A pilot sub-study of the trial will look at the supplementation of omega-3 and alcohol consumption in suicidal veterans and suicidal veterans with alcohol use disorders.
Funding is provided by the Military Operational Medicine Joint Program Committee, and the study comes after an unusually high number of military suicides. In July, the Army announced 38 soldiers were presumed dead by suicide that month alone — the highest number of monthly suicides since reporting began.

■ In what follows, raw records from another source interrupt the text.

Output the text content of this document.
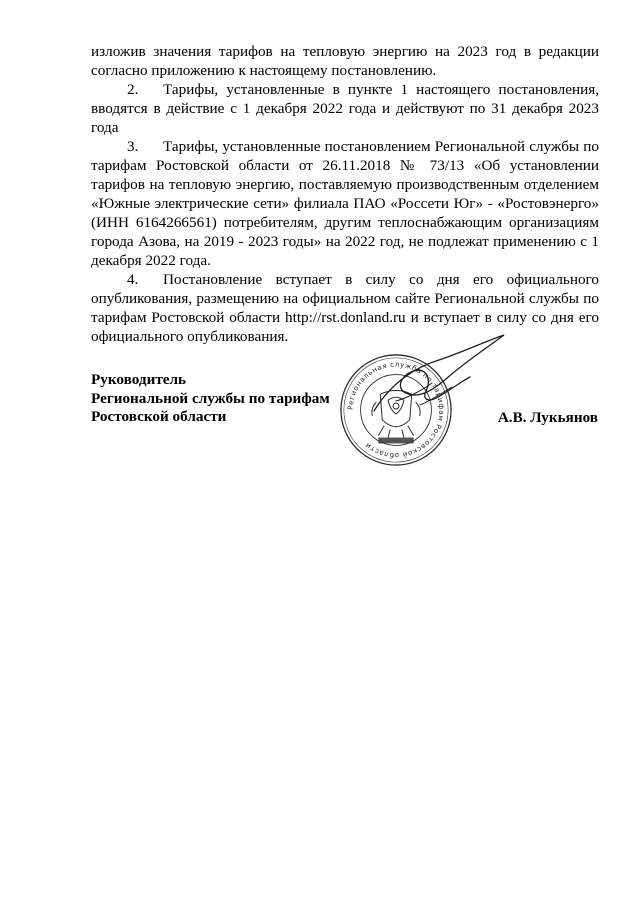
изложив значения тарифов на тепловую энергию на 2023 год в редакции согласно приложению к настоящему постановлению.

2. Тарифы, установленные в пункте 1 настоящего постановления, вводятся в действие с 1 декабря 2022 года и действуют по 31 декабря 2023 года

3. Тарифы, установленные постановлением Региональной службы по тарифам Ростовской области от 26.11.2018 № 73/13 «Об установлении тарифов на тепловую энергию, поставляемую производственным отделением «Южные электрические сети» филиала ПАО «Россети Юг» - «Ростовэнерго» (ИНН 6164266561) потребителям, другим теплоснабжающим организациям города Азова, на 2019 - 2023 годы» на 2022 год, не подлежат применению с 1 декабря 2022 года.

4. Постановление вступает в силу со дня его официального опубликования, размещению на официальном сайте Региональной службы по тарифам Ростовской области http://rst.donland.ru и вступает в силу со дня его официального опубликования.

Руководитель
Региональной службы по тарифам
Ростовской области
Региональная служба по тарифам Ростовской области
А.В. Лукьянов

Capt. Joseph R. Hibbeln, of the National Institute on Alcohol Abuse and Alcoholism’s Laboratory of Membrane Biochemistry and Biophysics, and a co-investigator on the MUSC omega-3 trial, is a leading researcher in the effects of omega-3 fatty acids on psychiatric disorders.
“Research conducted in our lab during the last 20 years points to a fundamental role for omega-3 fatty acids in protecting against major depression, substance abuse and other problems,” Hibbeln said. “Here we hope to be successful in understanding if omega-3 may play a role in reducing risk of severe suicidal behaviors among U.S. military veterans."
Ron Acierno, co-principal investigator with dual appointments at MUSC and the Ralph H. Johnson VA Medical Center, said he believes that based on what researchers already know about how omega-3 levels affect the brain, the study findings could prove to be far-reaching.
“Suicidal thoughts and behaviors cut across a variety of emotional problems faced by active duty personnel and veterans, from PTSD (post-traumatic stress disorder) to depression to grief at losing a fellow soldier,” he said. “If we establish that this omega-3 treatment, a treatment with virtually no side effects, is effective at reducing the risk of suicide, we will have begun to pay back the debt of service we owe our armed forces personnel.”